On Wed, 2011-09-14 at 17:04 -0300, Glauber Costa wrote:Hey Peter,[[ For those getting this twice: I sent it previously to containers
ml, but I guess it was out. Sending now to a broader audience anyway ]]
Hi,
This patchset is a simple initial proposal for a per-cgroup/container
display of /proc/stat. The display method is based on Daniel's idea of
exposing a file that can be bind mounted (Daniel, is that more or less
what you had in mind?)
To grab the stats themselves, I am (ab)using cpuacct cgroup. percpu counters
are dropped in favor of normal percpu pointers, so we can easily track
per-cpu quantities.
In case you guys like this idea, my TODO list would include the removal
of the show stat code in fs/proc/stat.c altogether, and the displaying
of some fields I haven't touched yet.
Also, to demonstrate one of the potential ideas for such method, I
implemented a feature comonly found in hypervisors - steal time - on top
of it. I arguee that containers can/should also display steal time when
available.
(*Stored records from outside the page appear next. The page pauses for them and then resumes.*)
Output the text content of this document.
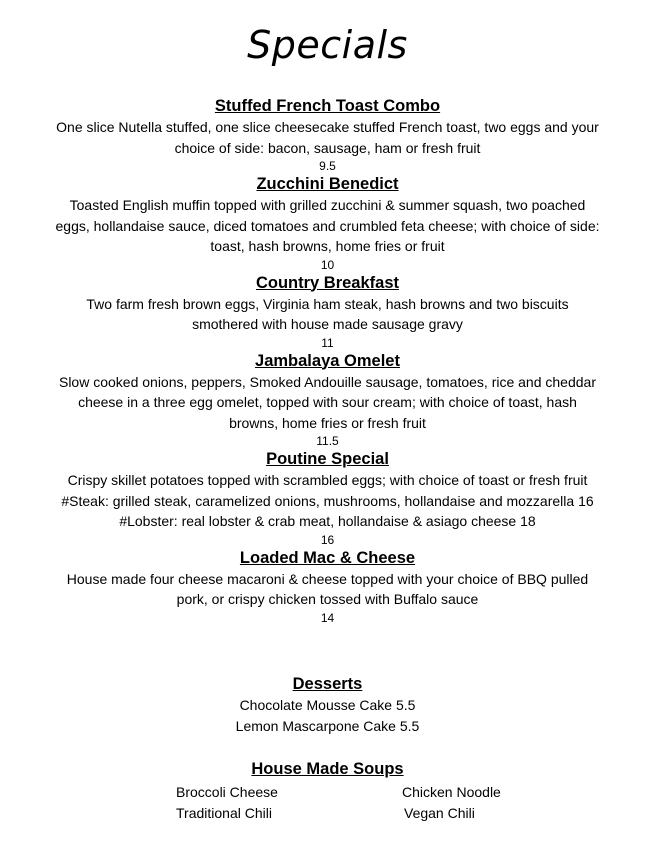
Specials
Stuffed French Toast Combo
One slice Nutella stuffed, one slice cheesecake stuffed French toast, two eggs and your
choice of side: bacon, sausage, ham or fresh fruit
9.5
Zucchini Benedict
Toasted English muffin topped with grilled zucchini & summer squash, two poached
eggs, hollandaise sauce, diced tomatoes and crumbled feta cheese; with choice of side:
toast, hash browns, home fries or fruit
10
Country Breakfast
Two farm fresh brown eggs, Virginia ham steak, hash browns and two biscuits
smothered with house made sausage gravy
11
Jambalaya Omelet
Slow cooked onions, peppers, Smoked Andouille sausage, tomatoes, rice and cheddar
cheese in a three egg omelet, topped with sour cream; with choice of toast, hash
browns, home fries or fresh fruit
11.5
Poutine Special
Crispy skillet potatoes topped with scrambled eggs; with choice of toast or fresh fruit
#Steak: grilled steak, caramelized onions, mushrooms, hollandaise and mozzarella 16
#Lobster: real lobster & crab meat, hollandaise & asiago cheese 18
16
Loaded Mac & Cheese
House made four cheese macaroni & cheese topped with your choice of BBQ pulled
pork, or crispy chicken tossed with Buffalo sauce
14
Desserts
Chocolate Mousse Cake 5.5
Lemon Mascarpone Cake 5.5
House Made Soups
Broccoli Cheese
Traditional Chili
Chicken Noodle
Vegan Chili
Turns out that due to the fact that we run on the same kernel,
steal time is quite easy to implement once we have per-container tick
accounting in place.
Please let me know what you guys think
Glauber Costa (9):
Remove parent field in cpuacct cgroup
Make cpuacct fields per cpu variables
Include nice values in cpuacct
Include irq and softirq fields in cpuacct
Include guest fields in cpuacct
Include idle and iowait fields in cpuacct
Create cpuacct.proc.stat file
per-cgroup boot time
Report steal time for cgroup
kernel/sched.c | 265 +++++++++++++++++++++++++++++++++++++++++++++++++-------
1 files changed, 234 insertions(+), 31 deletions(-)
I hate it already.. it just smells of more senseless accounting
overhead.
Guys we should seriously trim back a lot of that code, not grow ever
more and more. The sad fact is that if you build a kernel with
cpu-cgroup support the context switch cost is more than double that of a
kernel without, and then you haven't even started creating cgroups yet.
Also, how doesn't all this duplicate part of cpuacct-cgroup?
/me won't actually look at the patches for a little while longer.